= List of acts of the Northern Ireland Assembly from 2024 =

==Acts of the Northern Ireland Assembly==

| Short title |  |  | Citation | Royal assent |
Long title
| Budget Act (Northern Ireland) 2024 |  |  | 2024 c. 1 (N.I.) | 4 March 2024 |
An Act to authorise the use for the public service of certain resources for the years ending 31 March 2024 and 2025 (including, for the year ending 31 March 2024, income); to authorise the issue out of the Consolidated Fund of certain sums for the service of those years; to authorise the use of those sums for specified purposes; and to authorise the Department of Finance to borrow on the credit of those sums.
| Hospital Parking Charges Act (Northern Ireland) 2024 |  |  | 2024 c. 2 (N.I.) | 16 May 2024 |
An Act to modify the operation of the Hospital Parking Charges Act (Northern Ireland) 2022 so as to postpone the ban on charging money for parking vehicles in hospital car parks.

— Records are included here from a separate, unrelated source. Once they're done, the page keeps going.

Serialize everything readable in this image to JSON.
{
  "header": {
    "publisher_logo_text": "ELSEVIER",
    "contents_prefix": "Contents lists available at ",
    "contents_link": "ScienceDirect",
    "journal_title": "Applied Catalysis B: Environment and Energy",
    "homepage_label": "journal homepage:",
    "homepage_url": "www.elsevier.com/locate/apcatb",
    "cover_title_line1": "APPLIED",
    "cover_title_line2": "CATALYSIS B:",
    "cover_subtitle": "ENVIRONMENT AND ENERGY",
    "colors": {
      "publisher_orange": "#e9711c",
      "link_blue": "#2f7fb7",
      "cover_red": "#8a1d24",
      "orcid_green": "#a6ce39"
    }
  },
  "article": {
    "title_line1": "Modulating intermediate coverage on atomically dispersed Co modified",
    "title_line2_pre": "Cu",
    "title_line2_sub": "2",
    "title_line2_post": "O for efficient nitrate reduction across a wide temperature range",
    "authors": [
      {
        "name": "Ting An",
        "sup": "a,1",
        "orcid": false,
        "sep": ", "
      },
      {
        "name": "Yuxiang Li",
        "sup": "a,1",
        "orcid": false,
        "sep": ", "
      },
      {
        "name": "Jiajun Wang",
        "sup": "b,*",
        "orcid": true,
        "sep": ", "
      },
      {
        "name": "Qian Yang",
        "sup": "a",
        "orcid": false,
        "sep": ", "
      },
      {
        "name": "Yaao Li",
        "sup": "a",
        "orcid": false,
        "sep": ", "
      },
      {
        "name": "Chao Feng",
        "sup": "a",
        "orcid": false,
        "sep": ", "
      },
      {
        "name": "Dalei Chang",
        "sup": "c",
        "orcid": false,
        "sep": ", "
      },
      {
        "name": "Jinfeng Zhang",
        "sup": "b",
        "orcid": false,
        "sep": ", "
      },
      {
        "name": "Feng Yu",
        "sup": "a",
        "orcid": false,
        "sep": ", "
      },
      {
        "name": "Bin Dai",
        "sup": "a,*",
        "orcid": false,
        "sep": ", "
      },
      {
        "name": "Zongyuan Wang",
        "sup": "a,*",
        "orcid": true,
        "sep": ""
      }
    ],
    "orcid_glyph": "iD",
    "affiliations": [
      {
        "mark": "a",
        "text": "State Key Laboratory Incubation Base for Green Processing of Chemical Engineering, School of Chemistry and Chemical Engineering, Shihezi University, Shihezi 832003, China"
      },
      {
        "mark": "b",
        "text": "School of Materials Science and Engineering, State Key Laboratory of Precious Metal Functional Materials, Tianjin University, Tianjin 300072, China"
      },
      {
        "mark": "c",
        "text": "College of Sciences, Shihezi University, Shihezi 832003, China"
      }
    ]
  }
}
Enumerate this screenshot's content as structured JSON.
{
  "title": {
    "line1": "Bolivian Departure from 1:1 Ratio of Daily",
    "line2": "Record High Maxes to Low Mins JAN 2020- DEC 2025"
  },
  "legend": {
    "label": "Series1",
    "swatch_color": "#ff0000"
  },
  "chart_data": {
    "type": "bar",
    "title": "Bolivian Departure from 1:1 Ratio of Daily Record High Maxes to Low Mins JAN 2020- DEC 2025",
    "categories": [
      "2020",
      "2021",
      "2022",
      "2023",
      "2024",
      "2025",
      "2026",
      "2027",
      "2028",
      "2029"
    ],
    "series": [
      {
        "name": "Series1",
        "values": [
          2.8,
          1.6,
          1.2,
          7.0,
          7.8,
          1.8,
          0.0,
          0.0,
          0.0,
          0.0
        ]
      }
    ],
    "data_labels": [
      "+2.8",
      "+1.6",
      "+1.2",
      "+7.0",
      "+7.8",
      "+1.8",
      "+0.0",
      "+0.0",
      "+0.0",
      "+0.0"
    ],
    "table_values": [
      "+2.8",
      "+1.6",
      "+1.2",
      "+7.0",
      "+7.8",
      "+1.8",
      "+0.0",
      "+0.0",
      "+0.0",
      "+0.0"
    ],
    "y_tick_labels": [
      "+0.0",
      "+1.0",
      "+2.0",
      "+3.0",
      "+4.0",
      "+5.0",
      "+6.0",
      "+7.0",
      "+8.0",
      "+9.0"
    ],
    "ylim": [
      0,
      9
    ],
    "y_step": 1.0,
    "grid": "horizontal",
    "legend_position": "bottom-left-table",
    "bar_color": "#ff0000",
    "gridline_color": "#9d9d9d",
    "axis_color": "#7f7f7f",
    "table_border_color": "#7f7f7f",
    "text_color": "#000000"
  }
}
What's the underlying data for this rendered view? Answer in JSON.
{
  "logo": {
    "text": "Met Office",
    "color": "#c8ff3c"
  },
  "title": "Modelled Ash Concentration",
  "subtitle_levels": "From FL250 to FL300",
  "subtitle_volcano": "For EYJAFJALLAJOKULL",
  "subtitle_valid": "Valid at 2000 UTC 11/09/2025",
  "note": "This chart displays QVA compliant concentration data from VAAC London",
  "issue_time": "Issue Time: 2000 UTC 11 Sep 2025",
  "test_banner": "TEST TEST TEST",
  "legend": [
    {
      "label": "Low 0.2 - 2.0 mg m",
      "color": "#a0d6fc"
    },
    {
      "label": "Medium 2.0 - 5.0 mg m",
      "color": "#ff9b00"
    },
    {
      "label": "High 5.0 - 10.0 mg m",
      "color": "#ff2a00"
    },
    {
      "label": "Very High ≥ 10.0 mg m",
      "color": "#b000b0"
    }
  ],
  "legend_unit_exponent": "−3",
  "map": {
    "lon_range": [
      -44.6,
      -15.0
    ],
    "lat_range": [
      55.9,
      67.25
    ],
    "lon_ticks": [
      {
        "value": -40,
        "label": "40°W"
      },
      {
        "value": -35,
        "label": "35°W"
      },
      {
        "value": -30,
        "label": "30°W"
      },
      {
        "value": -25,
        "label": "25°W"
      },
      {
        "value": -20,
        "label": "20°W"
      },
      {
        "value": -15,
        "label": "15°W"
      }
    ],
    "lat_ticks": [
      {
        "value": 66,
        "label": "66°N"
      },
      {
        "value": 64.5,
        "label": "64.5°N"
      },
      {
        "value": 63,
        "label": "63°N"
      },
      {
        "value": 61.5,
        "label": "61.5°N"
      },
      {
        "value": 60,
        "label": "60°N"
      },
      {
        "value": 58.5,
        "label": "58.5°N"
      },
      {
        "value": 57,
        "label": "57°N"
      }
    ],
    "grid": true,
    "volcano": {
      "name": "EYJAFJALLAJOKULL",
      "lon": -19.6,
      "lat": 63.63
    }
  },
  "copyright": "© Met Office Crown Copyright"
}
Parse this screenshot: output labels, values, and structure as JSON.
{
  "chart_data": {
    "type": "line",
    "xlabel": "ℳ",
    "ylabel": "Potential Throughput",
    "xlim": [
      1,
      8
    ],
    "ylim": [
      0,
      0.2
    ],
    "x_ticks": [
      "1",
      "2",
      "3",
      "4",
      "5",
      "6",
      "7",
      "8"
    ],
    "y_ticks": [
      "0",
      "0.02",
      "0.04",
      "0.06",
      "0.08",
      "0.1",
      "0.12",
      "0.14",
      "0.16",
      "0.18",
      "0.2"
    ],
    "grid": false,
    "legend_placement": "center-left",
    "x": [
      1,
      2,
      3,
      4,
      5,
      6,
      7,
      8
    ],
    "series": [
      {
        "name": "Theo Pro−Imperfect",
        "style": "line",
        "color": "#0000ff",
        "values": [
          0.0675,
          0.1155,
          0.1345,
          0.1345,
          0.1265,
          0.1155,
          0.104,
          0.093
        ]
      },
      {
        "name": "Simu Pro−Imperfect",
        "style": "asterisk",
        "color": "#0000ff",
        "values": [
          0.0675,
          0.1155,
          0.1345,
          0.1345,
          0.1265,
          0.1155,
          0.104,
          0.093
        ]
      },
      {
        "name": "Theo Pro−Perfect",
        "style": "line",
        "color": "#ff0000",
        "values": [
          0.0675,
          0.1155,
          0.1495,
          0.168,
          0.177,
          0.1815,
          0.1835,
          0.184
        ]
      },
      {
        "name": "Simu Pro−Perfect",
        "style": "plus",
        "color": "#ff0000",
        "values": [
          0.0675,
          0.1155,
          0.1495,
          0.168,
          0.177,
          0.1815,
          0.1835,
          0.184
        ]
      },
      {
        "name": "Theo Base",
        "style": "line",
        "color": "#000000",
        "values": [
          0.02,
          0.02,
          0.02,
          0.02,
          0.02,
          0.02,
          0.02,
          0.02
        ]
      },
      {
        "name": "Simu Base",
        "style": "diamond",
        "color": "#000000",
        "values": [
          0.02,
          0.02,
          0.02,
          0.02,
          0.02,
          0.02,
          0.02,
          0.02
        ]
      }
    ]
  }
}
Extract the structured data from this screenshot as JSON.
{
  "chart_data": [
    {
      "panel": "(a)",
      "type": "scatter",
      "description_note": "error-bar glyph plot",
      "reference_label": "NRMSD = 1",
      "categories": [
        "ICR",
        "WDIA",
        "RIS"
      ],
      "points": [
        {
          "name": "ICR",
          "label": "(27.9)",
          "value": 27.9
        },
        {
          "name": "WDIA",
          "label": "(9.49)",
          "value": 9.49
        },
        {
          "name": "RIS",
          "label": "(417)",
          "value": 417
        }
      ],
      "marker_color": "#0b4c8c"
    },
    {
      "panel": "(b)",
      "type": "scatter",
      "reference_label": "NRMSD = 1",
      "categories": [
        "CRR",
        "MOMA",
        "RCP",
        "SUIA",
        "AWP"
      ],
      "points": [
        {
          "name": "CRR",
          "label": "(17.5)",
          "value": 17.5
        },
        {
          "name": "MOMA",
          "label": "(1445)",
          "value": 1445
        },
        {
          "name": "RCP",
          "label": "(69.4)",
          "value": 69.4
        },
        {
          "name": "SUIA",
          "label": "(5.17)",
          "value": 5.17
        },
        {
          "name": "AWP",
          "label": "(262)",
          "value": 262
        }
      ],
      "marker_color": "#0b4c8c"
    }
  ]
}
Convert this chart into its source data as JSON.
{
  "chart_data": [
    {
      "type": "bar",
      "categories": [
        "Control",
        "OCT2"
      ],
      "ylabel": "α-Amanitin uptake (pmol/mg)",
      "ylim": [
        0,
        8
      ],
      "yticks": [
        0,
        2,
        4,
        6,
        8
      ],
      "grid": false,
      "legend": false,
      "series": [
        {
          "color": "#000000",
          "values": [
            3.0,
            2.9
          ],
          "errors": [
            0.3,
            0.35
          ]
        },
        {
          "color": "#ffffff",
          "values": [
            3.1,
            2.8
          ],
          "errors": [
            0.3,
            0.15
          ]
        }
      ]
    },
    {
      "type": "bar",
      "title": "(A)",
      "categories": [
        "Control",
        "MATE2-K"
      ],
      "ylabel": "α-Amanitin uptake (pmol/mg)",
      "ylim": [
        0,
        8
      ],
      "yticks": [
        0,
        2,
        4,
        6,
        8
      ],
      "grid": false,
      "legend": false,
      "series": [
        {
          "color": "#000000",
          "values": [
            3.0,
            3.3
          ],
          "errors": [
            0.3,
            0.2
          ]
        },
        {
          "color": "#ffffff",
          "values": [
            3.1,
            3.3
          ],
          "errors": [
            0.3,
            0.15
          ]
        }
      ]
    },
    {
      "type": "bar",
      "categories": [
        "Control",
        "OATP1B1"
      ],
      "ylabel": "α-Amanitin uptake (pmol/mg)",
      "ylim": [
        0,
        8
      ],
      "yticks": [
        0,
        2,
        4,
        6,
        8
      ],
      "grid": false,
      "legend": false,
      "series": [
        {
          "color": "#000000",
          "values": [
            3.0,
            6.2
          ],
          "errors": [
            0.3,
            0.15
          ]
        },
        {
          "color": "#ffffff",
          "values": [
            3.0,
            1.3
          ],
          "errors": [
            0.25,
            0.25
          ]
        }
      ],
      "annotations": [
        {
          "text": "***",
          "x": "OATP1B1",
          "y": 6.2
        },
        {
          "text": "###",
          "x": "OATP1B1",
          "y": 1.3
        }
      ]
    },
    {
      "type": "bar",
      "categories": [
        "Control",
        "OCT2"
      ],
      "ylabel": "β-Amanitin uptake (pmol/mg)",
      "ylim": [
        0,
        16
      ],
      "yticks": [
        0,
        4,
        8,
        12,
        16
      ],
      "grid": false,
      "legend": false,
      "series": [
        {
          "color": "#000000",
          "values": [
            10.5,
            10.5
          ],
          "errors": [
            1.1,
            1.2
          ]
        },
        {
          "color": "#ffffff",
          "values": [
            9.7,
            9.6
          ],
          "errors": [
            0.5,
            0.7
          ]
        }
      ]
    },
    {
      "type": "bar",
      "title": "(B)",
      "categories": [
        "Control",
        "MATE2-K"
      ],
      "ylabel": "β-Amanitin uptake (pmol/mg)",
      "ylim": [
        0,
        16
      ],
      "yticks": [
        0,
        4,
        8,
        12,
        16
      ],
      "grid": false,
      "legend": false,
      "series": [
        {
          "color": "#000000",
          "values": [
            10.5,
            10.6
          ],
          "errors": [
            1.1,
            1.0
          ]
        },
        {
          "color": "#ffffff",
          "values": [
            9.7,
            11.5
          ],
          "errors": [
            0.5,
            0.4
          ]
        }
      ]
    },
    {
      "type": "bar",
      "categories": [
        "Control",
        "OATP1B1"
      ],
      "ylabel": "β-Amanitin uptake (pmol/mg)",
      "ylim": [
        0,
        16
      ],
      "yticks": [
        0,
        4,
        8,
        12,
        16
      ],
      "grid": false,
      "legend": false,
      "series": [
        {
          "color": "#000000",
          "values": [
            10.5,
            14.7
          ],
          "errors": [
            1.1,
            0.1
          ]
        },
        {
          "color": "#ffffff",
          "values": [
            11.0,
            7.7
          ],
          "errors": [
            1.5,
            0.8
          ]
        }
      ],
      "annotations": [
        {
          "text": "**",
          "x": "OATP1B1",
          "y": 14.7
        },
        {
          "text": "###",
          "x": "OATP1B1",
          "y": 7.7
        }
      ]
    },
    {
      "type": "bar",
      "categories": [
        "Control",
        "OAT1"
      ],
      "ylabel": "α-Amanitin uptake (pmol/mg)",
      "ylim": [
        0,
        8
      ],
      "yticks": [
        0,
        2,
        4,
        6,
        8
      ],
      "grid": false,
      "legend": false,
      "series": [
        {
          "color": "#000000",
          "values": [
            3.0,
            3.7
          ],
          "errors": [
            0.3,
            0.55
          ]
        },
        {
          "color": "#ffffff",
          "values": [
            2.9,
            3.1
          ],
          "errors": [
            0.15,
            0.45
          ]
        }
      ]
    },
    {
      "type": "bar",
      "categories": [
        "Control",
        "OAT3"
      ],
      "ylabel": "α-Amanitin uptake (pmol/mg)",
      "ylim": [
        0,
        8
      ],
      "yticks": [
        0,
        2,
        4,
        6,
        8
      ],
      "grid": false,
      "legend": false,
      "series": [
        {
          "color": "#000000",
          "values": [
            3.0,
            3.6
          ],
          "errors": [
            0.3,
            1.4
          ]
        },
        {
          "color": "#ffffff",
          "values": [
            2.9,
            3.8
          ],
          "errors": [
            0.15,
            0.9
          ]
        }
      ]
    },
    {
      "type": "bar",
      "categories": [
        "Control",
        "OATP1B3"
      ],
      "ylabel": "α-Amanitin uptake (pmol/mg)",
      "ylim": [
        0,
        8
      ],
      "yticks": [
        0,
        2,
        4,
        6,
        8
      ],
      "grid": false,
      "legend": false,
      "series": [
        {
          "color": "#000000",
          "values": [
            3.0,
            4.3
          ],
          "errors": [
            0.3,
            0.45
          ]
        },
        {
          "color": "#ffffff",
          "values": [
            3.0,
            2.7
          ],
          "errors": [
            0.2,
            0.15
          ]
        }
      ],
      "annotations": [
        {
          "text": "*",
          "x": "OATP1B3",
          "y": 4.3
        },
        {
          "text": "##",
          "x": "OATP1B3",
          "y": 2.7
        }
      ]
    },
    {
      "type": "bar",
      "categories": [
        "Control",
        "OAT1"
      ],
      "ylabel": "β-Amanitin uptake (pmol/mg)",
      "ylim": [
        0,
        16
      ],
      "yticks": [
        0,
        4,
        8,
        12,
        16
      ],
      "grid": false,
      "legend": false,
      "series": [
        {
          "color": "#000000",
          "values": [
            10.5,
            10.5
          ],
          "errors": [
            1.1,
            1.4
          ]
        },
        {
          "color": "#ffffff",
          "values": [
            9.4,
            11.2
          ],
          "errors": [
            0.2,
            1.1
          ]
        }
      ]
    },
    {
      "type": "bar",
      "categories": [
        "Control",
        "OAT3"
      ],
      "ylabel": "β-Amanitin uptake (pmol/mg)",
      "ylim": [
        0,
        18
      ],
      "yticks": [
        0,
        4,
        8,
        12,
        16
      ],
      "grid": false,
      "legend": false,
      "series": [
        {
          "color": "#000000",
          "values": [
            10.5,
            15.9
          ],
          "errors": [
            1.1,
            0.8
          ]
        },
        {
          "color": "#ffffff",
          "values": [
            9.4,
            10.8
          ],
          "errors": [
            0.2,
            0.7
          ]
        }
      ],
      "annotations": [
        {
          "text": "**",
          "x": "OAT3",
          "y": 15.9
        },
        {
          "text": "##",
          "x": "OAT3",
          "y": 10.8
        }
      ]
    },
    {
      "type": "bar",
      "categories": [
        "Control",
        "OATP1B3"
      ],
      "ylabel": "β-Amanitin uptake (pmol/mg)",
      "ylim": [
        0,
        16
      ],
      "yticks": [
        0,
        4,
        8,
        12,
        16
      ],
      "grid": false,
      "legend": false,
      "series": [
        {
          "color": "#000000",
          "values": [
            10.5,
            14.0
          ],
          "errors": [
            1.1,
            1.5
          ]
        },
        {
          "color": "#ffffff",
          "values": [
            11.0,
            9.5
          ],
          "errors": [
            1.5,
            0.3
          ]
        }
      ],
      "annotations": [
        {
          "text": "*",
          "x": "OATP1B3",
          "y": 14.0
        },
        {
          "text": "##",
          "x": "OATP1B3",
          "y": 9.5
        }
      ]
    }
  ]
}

| Defective Premises Act (Northern Ireland) 2024 |  |  | 2024 c. 3 (N.I.) | 20 September 2024 |
An Act to amend the law as to liability for defects in the state of dwellings; and for connected purposes.
| Budget (No. 2) Act (Northern Ireland) 2024 |  |  | 2024 c. 4 (N.I.) | 18 October 2024 |
An Act to authorise the use for the public service of certain resources for the year ending 31 March 2025 (including income); to authorise the issue out of the Consolidated Fund of certain sums for the service of that year; to authorise the use of those sums for specified purposes; to authorise the Department of Finance to borrow on the credit of those sums; to authorise the use for the public service of excess resources for the years ending 31 March 2021, 2022 and 2023; to authorise the issue out of the Consolidated Fund of certain excess sums for the service of the years ending 31 March 2017 and 2019; and to authorise the use of those sums for specified purposes.